What Jesus is saying in this parable is that no human goodness is good enough to pass a test like that, and God’s not about to risk it. He will not take our cluttered life, as we hold it, and carry it into eternity. He will take only the clean emptiness of our death to sin in the power of Jesus’ resurrection. He condemns the Pharisee because he takes his stand on a life God cannot use. He commends the tax collector because he rests his case on a death that God can use. The fact, of course, is that they’re both equally dead and so both receivers of the gift of resurrection. But the trouble with the Pharisee is that for as long as he refuses to confess the first fact – that he’s dead – he will simply be unable to believe the second – that he’s a receiver of the resurrection. He’s so busy doing the bookkeeping on a life he cannot hold that he will never be able to receive God’s gift of new life raised from the dead. It’s just misery and grief and hopeless to try to keep count of what God is no longer counting. Your entries in your accounting ledger of good and bad deeds, holy and unholy living, those who are worthy and those who are unworthy keep disappearing.
If all this makes you uncomfortable, that the Pharisee is on the wrong end of Jesus’ judgment, it’s because that while you understand the thrust of the parable intellectually, your heart has a desperate need to believe its exact opposite. We all long to establish our identity by seeing ourselves as approved in other people’s eyes. We spend our days preening ourselves before the mirror of their opinion so we will not have to think about the nightmare of appearing before them naked and uncombed. And we hate this parable because it says plainly that it is the nightmare that is the truth of our condition. We are in fact our worst nightmare. That is our true self. We fear the tax collector’s acceptance because we know precisely what it means. It means that we will never be free until we are dead to the whole business of justifying ourselves. But since that business is our life’s-work, that means not until we are dead. Jesus came to raise the dead. Not to reform the reformable, improve the improvable, or fix the fixable…
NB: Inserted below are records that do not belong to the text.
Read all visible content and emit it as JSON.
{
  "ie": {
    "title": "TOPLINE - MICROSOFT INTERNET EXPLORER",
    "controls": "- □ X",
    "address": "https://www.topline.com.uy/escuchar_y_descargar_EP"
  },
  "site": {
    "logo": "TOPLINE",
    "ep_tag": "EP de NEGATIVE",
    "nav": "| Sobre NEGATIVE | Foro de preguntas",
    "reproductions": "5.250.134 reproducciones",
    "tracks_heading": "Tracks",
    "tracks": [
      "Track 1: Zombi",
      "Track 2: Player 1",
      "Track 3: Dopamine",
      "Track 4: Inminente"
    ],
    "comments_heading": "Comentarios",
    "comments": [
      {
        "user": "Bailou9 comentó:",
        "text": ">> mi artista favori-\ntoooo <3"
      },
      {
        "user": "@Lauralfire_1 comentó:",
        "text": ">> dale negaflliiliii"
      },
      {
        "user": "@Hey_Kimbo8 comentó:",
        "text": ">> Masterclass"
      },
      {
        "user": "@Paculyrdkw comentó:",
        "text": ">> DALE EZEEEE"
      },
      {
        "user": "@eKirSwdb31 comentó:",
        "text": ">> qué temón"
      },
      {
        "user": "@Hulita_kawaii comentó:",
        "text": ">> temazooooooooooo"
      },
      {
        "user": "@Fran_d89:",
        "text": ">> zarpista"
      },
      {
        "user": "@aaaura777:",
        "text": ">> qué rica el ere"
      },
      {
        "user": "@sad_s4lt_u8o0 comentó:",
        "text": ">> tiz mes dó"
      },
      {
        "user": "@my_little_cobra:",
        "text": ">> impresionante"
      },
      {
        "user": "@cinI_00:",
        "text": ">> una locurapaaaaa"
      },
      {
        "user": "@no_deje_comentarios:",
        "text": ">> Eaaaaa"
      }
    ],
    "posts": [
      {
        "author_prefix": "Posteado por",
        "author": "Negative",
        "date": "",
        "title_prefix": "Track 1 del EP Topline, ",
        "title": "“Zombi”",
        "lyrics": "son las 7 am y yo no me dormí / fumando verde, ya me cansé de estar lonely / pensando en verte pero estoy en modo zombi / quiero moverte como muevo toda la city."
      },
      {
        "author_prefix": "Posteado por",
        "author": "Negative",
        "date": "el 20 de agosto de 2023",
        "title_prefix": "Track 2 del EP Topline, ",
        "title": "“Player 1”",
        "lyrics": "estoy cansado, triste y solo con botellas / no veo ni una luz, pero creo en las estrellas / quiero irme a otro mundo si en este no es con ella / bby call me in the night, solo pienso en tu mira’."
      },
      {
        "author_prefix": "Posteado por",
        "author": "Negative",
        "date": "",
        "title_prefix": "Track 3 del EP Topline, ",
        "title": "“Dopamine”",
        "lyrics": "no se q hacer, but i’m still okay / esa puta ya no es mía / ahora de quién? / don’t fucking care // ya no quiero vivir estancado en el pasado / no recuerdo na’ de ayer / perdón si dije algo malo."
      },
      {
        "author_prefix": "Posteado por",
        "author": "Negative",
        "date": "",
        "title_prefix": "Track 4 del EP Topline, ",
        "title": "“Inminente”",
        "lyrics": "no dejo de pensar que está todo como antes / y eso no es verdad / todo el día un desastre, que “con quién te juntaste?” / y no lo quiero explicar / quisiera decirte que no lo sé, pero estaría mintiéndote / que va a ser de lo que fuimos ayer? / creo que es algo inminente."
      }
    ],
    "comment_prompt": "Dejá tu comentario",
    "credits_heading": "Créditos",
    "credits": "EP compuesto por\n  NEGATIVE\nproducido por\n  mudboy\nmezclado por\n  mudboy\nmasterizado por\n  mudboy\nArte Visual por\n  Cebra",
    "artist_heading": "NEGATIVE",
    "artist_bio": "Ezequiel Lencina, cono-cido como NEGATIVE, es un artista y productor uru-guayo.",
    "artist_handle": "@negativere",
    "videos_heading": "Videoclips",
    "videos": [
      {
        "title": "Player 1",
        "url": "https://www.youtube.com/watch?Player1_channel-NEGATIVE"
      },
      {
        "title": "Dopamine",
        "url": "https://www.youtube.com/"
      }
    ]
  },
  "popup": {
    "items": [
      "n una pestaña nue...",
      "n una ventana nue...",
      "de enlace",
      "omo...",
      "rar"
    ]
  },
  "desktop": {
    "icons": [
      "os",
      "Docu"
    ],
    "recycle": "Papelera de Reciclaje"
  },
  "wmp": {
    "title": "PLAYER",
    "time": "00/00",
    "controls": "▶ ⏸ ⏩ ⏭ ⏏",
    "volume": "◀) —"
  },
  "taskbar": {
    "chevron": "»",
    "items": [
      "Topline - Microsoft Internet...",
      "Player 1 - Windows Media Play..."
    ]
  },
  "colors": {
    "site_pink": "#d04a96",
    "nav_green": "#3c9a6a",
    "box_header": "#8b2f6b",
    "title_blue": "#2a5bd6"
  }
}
As long as you’re struggling like the Pharisee to be alive in your own eyes, especially for what is holy, just, and good, you will resent the apparent indifference to your pains that God shows in making the effortlessness of death the touchstone of your justification: first the death of Jesus, then yours. Only when you’re finally able, with the tax collector, to admit that you’re dead in your sins will you be able to stop resisting grace. It is certainly a terrifying step. You will cry and kick and scream before pries open your hands to receive it, because it means putting yourself out of the only game you know. For your comfort though, I can tell you three things. First, it’s only one step. Second, it’s not a step out of reality into nothing, but a step from self-deception into fact. And third, it will make you laugh out loud at how short the trip home was. It wasn’t a trip at all. You were already there. Death – for the third and last time – is absolutely all of the resurrection you can now know. The rest is faith that trusts all God’s baptismal promises to you will be complete when Jesus returns to call you out of the grave. Dead forever to sin, alive forever with Christ Jesus. AMEN.